Cummings soons tires of this somewhat-substantive discussion, and returns to her analysis of the process. She quotes an economist from the Chamber of Commerce saying that he feels like he’s been invited to dinner, as the main course. No similarly witty metaphor from a liberal observer.

But wait! Cummings then notes that, if the higher tax revenues combine with the rebounding of the economy, “it could significantly improve the nation’s economic and budget outlook.” You don’t say! Might this have been worth mentioning during the “class warfare” bit? During the explanation of how this is all part of an “old Democratic agenda”? During the part where Cummings, unaided by expert opinion except occasionally by conservative economists, predicts the failure of the plan?

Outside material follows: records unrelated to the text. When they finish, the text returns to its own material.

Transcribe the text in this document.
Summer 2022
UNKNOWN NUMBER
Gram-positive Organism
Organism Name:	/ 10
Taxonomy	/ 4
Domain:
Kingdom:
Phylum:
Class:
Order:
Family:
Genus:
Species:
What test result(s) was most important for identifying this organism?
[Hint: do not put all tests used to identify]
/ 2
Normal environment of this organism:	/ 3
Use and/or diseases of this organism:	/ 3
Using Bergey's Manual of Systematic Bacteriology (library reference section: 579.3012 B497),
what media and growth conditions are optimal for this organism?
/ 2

In fact, but for a little slip-up where she laughably asserts that Americans “didn’t reject out of hand” the privatization of Social Security (as if that were relevant), the last few paragraphs of Cummings’ article are devoted to nothing but the defense of the Democratic position. Is this a valiant attempt to give the Democrats the last word? I somehow doubt it. Cummings knows that 90% of her readers will never get there.

Let me repeat what I said in the title: This Is Not Journalism. This is pandering to a political class that only wants to read about process, process, process. That only wants to know about messaging, spin, and the chances of some bill’s passing or not passing.

And this is the problem with Politico. Its niche market, its base, is killing our country. Politico is just the disease-carrier. And it is quickly becoming infected itself.